Undernutrition is a major problem in India and understanding its roots is also a challenge. A complex mash-up of gender discrimination and poverty among child-bearing women appears to be the starting point, according to recent research.
Roughly 42 percent of women in India start their pregnancies underweight, according to a recent study. That is far worse than sub-Saharan Africa where the underweight rate is estimated at 16 percent. The data may help explain why the rate of underweight children is worse in South Asia than in sub-Saharan Africa – a disparity known as the “Asian enigma.”
The study cites discrimination against women as one reason, which the New York Times included in its reporting on the study.
The reasons for Indian mothers’ relatively poor health are many, including a culture that discriminates against them. Sex differences in education, employment outside the home, and infant mortality are all greater in India than in Africa.
The general thought is that reducing poverty is correlated with an improvement in nutrition. That trend appears to hold everywhere but in South Asia. While discrimination may make things worse for women, it doesn’t explain the entire problem.

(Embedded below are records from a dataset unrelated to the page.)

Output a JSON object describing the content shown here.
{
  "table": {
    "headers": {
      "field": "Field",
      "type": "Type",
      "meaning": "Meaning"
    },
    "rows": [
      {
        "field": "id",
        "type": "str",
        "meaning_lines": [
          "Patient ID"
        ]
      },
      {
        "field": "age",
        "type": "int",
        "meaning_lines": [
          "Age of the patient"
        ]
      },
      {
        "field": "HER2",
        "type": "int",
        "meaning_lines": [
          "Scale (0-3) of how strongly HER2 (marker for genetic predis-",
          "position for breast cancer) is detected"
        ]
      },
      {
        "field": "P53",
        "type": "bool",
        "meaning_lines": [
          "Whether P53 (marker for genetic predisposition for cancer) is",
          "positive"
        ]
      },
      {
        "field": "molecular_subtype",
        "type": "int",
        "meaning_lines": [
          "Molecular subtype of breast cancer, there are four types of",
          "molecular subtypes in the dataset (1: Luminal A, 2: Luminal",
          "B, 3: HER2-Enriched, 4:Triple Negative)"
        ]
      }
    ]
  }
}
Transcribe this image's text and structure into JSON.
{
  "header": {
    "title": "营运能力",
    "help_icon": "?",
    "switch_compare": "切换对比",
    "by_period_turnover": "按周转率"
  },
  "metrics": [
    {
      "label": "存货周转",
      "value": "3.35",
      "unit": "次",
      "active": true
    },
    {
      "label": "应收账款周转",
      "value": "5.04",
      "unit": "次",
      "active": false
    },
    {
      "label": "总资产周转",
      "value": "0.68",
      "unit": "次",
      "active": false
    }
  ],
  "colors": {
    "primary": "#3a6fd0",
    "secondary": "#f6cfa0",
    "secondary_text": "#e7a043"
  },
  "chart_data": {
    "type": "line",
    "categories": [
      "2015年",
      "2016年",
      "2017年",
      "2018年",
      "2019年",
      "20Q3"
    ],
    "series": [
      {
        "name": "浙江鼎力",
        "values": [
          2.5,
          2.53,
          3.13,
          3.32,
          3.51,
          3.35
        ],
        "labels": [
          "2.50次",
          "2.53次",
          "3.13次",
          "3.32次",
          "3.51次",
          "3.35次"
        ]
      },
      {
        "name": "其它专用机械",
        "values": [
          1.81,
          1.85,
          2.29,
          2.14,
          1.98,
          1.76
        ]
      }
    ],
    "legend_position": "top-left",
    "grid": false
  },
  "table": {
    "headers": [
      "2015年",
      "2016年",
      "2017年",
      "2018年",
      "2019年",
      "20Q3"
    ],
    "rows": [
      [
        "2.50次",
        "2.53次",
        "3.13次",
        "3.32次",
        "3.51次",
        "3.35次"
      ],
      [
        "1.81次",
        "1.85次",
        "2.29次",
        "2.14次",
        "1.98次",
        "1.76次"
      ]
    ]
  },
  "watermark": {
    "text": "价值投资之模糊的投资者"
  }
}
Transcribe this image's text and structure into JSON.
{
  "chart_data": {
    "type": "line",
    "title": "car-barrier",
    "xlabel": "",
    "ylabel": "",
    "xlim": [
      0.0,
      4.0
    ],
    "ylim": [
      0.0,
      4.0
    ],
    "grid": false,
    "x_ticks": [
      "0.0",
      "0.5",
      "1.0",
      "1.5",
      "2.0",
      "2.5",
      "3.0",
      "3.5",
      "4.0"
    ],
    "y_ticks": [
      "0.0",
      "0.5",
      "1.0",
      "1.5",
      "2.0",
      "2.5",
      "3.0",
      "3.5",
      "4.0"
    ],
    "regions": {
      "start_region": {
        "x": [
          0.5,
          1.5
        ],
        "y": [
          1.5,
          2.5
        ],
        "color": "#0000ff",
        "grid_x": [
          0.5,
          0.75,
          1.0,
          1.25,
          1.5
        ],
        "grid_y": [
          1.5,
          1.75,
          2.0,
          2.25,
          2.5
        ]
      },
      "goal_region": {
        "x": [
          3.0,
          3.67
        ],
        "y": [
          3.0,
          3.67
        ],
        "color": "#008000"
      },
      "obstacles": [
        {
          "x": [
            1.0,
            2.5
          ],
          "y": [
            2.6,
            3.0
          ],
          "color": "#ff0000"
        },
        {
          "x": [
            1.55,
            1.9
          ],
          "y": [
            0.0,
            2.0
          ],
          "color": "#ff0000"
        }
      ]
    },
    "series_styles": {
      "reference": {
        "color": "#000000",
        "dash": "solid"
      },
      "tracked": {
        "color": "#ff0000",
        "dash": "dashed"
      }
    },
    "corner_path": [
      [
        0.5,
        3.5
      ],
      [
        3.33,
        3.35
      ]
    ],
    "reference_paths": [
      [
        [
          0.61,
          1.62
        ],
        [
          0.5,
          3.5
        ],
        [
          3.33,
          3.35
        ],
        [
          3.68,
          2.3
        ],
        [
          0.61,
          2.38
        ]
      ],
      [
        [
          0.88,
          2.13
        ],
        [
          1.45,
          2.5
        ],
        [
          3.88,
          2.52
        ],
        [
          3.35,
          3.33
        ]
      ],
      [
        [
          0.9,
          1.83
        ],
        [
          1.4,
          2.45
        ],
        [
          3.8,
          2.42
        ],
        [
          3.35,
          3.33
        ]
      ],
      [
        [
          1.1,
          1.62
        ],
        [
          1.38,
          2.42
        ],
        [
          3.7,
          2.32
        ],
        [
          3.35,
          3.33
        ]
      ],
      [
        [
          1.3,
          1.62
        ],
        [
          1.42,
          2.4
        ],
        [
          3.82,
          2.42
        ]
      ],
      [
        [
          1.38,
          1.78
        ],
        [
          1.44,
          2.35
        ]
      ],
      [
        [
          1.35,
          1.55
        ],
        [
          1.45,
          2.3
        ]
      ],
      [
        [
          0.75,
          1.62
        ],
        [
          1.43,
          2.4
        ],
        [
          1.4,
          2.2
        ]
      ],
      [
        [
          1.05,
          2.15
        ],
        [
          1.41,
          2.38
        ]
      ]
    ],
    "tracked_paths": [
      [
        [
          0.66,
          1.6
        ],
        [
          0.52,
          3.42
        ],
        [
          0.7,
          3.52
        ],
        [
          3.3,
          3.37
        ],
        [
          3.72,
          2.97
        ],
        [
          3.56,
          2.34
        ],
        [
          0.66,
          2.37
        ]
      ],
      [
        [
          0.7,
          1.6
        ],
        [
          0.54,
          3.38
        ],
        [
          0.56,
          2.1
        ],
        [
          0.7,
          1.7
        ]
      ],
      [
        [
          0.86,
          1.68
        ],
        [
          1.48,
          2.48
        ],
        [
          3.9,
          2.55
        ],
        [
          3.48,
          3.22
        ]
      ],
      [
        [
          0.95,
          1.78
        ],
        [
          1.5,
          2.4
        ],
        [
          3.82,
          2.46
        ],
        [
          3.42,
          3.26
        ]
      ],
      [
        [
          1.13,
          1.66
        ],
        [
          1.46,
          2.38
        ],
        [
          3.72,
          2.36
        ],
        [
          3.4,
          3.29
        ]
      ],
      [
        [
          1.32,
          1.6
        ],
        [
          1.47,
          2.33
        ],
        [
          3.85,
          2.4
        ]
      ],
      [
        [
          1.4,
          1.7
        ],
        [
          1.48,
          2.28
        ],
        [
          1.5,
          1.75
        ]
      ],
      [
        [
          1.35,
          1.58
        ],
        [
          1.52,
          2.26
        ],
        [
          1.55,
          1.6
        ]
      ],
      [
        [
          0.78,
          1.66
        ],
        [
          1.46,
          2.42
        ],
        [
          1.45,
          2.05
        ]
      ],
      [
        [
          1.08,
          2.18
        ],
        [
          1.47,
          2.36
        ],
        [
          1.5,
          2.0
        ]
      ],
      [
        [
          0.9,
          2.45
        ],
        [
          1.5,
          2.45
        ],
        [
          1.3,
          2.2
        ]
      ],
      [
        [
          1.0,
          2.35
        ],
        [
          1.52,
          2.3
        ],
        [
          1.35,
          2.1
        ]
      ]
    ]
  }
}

“Although certainly important, discrimination against young women is not the only reason why maternal health is so poor,” writes study author Diane Coffey of Princeton University, in the conclusions for her study published in the Proceedings of the National Academy of Sciences in the United States of America. “Indeed, India’s most recent DHS shows that the prevalence of underweight is 25 percent among men aged 40-50; these are the household members with the highest intrahousehold status.”
A high number of both women and men in India do not consume enough food and nutrients. Marc Bellemare, an economist specializing in agriculture at the University of Minnesota, agrees that discrimination isn’t the only factor driving the undernutrition rates among women.
“Look, discrimination against women is a problem in India. But it is also a problem in Africa, where the DHS routinely include questions about domestic violence, given how widespread it is, and where studies of intrahousehold allocations also show that women get the short end of the stick when it comes to food and nutrients,” writes Bellemare in a recent blog post.
What stands out is anemia in South Asia. UNICEF estimates that 60 percent of women in the region are anemic, higher than the 40 percent rate for sub-Saharan Africa. In India, the rate of anemia spikes to 83 percent during pregnancy. And more than 80 percent of young girls of anemic.
The discrepancy indicates that the New York Times may be on to a significant driver of the Asian enigma. Bellemare suggests that it also has to do with diet, citing the fact that Indians eat less meat on average than just about anyone else in the world.
Some answers may come from neighboring Bangladesh. The country has managed to reduce undernutrition over 20 years as its economy grew. The International Food Policy Research Institute credits improved access to education and economic growth as the leading contributors to the change. Other factors that helped the country include improved access to sanitation, better family planning services and access, programs targeted at improving childhood nutrition and agricultural development.
These points don’t really provide a comprehensive plan to solving the problem. Plus it is missing a gender analysis that may give better insights as to how discrimination may play a role.
The exact solution will need to address diet, gender discrimination, inequality and more.